È la perorazione dell’avvocato Serafino Brigiotti, difensore di una donna accusata di omicidio.
Siamo a Teramo, agli inizi degli anni Cinquanta del secolo scorso. Elisa, ragazza madre ventottenne, vuole rifarsi la vita e lavora come domestica. Conosce Giorgio Gino, in cerca di conforto dopo la morte, quasi contemporanea, del figlio adottivo e della moglie, che Elisa ha assistito durante la malattia.
Ma lui non si rivolge solo a Elisa. Si fidanza con Cesarina, quarantacinquenne figlia di una famiglia benestante, impiegata in un ufficio pubblico.
Il dramma della gelosia, trionfante in quegli anni sugli schermi e sui fotoromanzi, esplode nel pomeriggio del 13 agosto 1952.
Elisa attira Cesarina nella casa dove è in servizio e la colpisce con trentotto coltellate, di cui una sola è mortale. Per far sparire il corpo, forse ancora in vita, lo seziona, prima le gambe, poi un braccio e lo nasconde dietro un armadio nella sua camera. Lascia ovunque tracce di sangue.
Nonostante un tentativo di depistare le indagini e di crearsi un alibi, è subito scoperta. Confessa e la portano in carcere nella stessa notte. Il delitto della “Squartatrice” accende la fantasia popolare e si imprime nell’immaginario collettivo.
Molti ricordano un’altra celebre assassina, Rina Fort - immortalata da Dino Buzzati sul “Corriere della sera” - che ha ucciso la moglie dell’amante con i suoi tre figli ed è stata condannata all’ergastolo nel 1950 (fu graziata nel 1975 dal Presidente della Repubblica Giovanni Leone).
Il processo a Elisa inizia il 12 maggio 1953 nella Corte d’Assise di Teramo. Una folla straripante si accalca al passaggio della donna e le rivolge pesanti insulti. Aperto il portone, la gente si precipita lungo le scale e dilaga nell’aula, stipandosi nella parte riservata al pubblico e alla stampa.
Fra i giornalisti, il giovane Luigi Braccili esordisce come inviato de ”Il Mattino d’Abruzzo”.
Il corrispondente de “Il Giornale d’Italia” chiede di individuare “tutti i responsabili della vicenda, anche quelli morali, anche quelli che con il loro agire hanno contribuito a creare una atmosfera favorevole al delitto” ed evidenzia contraddizioni e punti oscuri nell’istruttoria, che i magistrati non avrebbero preso in considerazione.
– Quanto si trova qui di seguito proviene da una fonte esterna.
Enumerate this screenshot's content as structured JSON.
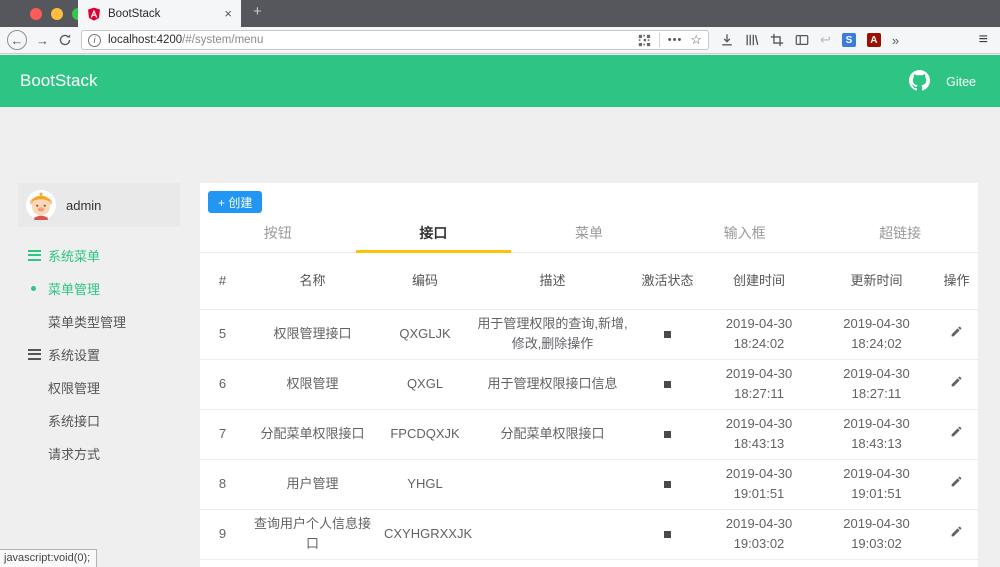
{
  "browser": {
    "tab_title": "BootStack",
    "close_tab_glyph": "×",
    "new_tab_glyph": "+",
    "address": {
      "host": "localhost:4200",
      "path": "/#/system/menu"
    },
    "glyphs": {
      "back": "←",
      "forward": "→",
      "info": "i",
      "ellipsis": "•••",
      "star": "☆",
      "undo": "↩",
      "overflow": "»",
      "menu": "≡",
      "s_ext": "S",
      "pdf_ext": "A"
    },
    "status_text": "javascript:void(0);"
  },
  "appbar": {
    "brand": "BootStack",
    "gitee": "Gitee"
  },
  "sidebar": {
    "username": "admin",
    "items": [
      {
        "label": "系统菜单"
      },
      {
        "label": "菜单管理"
      },
      {
        "label": "菜单类型管理"
      },
      {
        "label": "系统设置"
      },
      {
        "label": "权限管理"
      },
      {
        "label": "系统接口"
      },
      {
        "label": "请求方式"
      }
    ]
  },
  "content": {
    "create_label": "+ 创建",
    "tabs": [
      "按钮",
      "接口",
      "菜单",
      "输入框",
      "超链接"
    ],
    "active_tab": "接口",
    "table": {
      "headers": [
        "#",
        "名称",
        "编码",
        "描述",
        "激活状态",
        "创建时间",
        "更新时间",
        "操作"
      ],
      "rows": [
        {
          "num": "5",
          "name": "权限管理接口",
          "code": "QXGLJK",
          "desc": "用于管理权限的查询,新增,修改,删除操作",
          "active": true,
          "created_date": "2019-04-30",
          "created_time": "18:24:02",
          "updated_date": "2019-04-30",
          "updated_time": "18:24:02"
        },
        {
          "num": "6",
          "name": "权限管理",
          "code": "QXGL",
          "desc": "用于管理权限接口信息",
          "active": true,
          "created_date": "2019-04-30",
          "created_time": "18:27:11",
          "updated_date": "2019-04-30",
          "updated_time": "18:27:11"
        },
        {
          "num": "7",
          "name": "分配菜单权限接口",
          "code": "FPCDQXJK",
          "desc": "分配菜单权限接口",
          "active": true,
          "created_date": "2019-04-30",
          "created_time": "18:43:13",
          "updated_date": "2019-04-30",
          "updated_time": "18:43:13"
        },
        {
          "num": "8",
          "name": "用户管理",
          "code": "YHGL",
          "desc": "",
          "active": true,
          "created_date": "2019-04-30",
          "created_time": "19:01:51",
          "updated_date": "2019-04-30",
          "updated_time": "19:01:51"
        },
        {
          "num": "9",
          "name": "查询用户个人信息接口",
          "code": "CXYHGRXXJK",
          "desc": "",
          "active": true,
          "created_date": "2019-04-30",
          "created_time": "19:03:02",
          "updated_date": "2019-04-30",
          "updated_time": "19:03:02"
        }
      ]
    }
  },
  "colors": {
    "brand_green": "#2EC584",
    "tab_underline": "#FFC107",
    "button_blue": "#2196F3",
    "status_square": "#4A4A4A"
  }
}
Oggi, forse, si sarebbe invocato il “ragionevole dubbio”.
Il dito è puntato su Giorgio Gino, ritenuto, con il suo ambiguo comportamento, all’origine del misfatto. Nel corso del dibattimento, le parole dell’avvocato Brigiotti, letterato e finissimo oratore, difensore di Elisa, finiscono nel vuoto: “Eccellenze della Corte, durante dieci mesi una febbre orgiastica del linciaggio e di novellistica fantasiosa si accese e delirò intorno a questo dramma provinciale, tanto da suscitare, con le invettive più sconcertanti, il più macabro e truculento romanzo a fumetti del giorno. Eppure io non sono né vinto né affranto, nonostante che in questo dibattito si sia proceduto senza respiro, senza riposo e senza concessione di pause, come sotto la spinta di una fretta di affossamento, per l’avidità di una vendetta, per il trionfo di un assetato rancore, per la gioia dell’odio e per la gloria del taglione”.
Elisa è condannata all’ergastolo. La pena è ridotta a ventotto anni in Appello e in Cassazione. Le saranno condonati cinque anni e sei mesi per vari indulti.
Nelle lettere dal carcere si preoccupa dell’istruzione del figlio, vuole che continui a studiare. Gli manda i quaderni, la penna stilografica e la matita. Si lamenta del suo “fatal destino”, che l’ha spinta a uccidere. Come in una tragedia greca.
Riacquistata la libertà, muore a Teramo nel 1986.
Giorgio Gino non è scalfito più di tanto dal processo. Se ne va a Genova e sposa un’altra amica di vecchia data, pure lei teramana.
Giulio, il fratello di Cesarina, si trasferisce a Roseto. Esercita la professione di veterinario ed è ufficiale sanitario. Insieme ai familiari continua a non darsi pace per l’assassinio della sorella. Abita in una villetta al centro del paese, in un pittoresco disordine, fra gli animali domestici. Si dedica a studi esoterici e diffonde, in fascicoli ciclostilati, le sue ricerche sulle profezie, in particolare su quelle di Nostradamus.